While ravenously munching down an English muffin (covered in extra crunchy peanut butter, of course), I didn’t yet entertain the idea that my creative idols could disappoint me, and that I could come to love musicians whose music I was just so sure I hated. I didn’t understand the depth to which I would come to love former acquaintances and lose faith in old friends.
And while drinking my coffee, I had no idea I’d actually start enjoying the process of writing just as much as the final product of having written. Or that in a year I’d have enough scoring projects to feel comfortable putting together a reel and hopping on a plane to LA next spring break. Or that I could learn about something as seemingly foreign as the insides of computers.
I didn’t know that I would be typing this on my laptop’s keyboard instead of my ergonomic one that looked like it belonged in the Millenium Falcon. Sure, the pain would still be there, and it always will be to some extent. But it would be my pain, and I would own it, control it, reel it back in when it became too much.
At that quiet moment in time, scared shitless, I had no way of knowing that I was exactly where I needed to be. I could not have possibly understood that all the pain I would go through over the coming months was just what the doctor ordered.

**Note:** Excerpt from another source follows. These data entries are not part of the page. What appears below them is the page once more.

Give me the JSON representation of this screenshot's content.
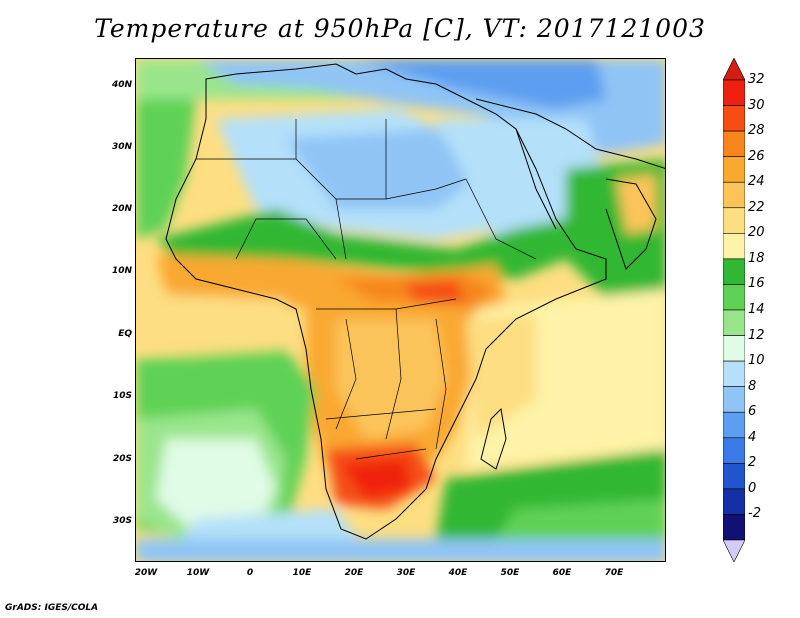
{
  "title": "Temperature at 950hPa [C], VT: 2017121003",
  "footer": "GrADS: IGES/COLA",
  "map": {
    "latitude_labels": [
      "40N",
      "30N",
      "20N",
      "10N",
      "EQ",
      "10S",
      "20S",
      "30S"
    ],
    "longitude_labels": [
      "20W",
      "10W",
      "0",
      "10E",
      "20E",
      "30E",
      "40E",
      "50E",
      "60E",
      "70E"
    ],
    "latitude_range": [
      -36,
      45
    ],
    "longitude_range": [
      -22,
      80
    ]
  },
  "colorbar": {
    "labels": [
      "32",
      "30",
      "28",
      "26",
      "24",
      "22",
      "20",
      "18",
      "16",
      "14",
      "12",
      "10",
      "8",
      "6",
      "4",
      "2",
      "0",
      "-2"
    ],
    "colors": [
      "#f02010",
      "#f54d13",
      "#f7861a",
      "#f9a830",
      "#fbc45a",
      "#fdde82",
      "#fef3a8",
      "#31b733",
      "#5fd255",
      "#9ae58c",
      "#e0fbe6",
      "#b4e0fa",
      "#8fc4f5",
      "#5d9ef0",
      "#3a7ae6",
      "#2155cd",
      "#1530a6",
      "#101075"
    ],
    "top_triangle_color": "#d41e12",
    "bottom_triangle_color": "#d4ccf5"
  }
}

That life, in its mysterious, chaotic, crazy way, was putting me on the right path, and that in just 21 months, I would look back on that morning and smile, truly understanding how much a life can change.
I type this from my new home of Los Angeles, California, with a lump in my throat. Tomorrow I begin the next chapter of my life, starting at the bottom of the ladder (this time, as an intern). A freshman, of sorts.
So now I’m off to not sleep again (my usual moderate insomnia, you know), but first, cheers to the things I don’t know yet. Cheers to the life that still is yet to happen. Glenlivet, single malt.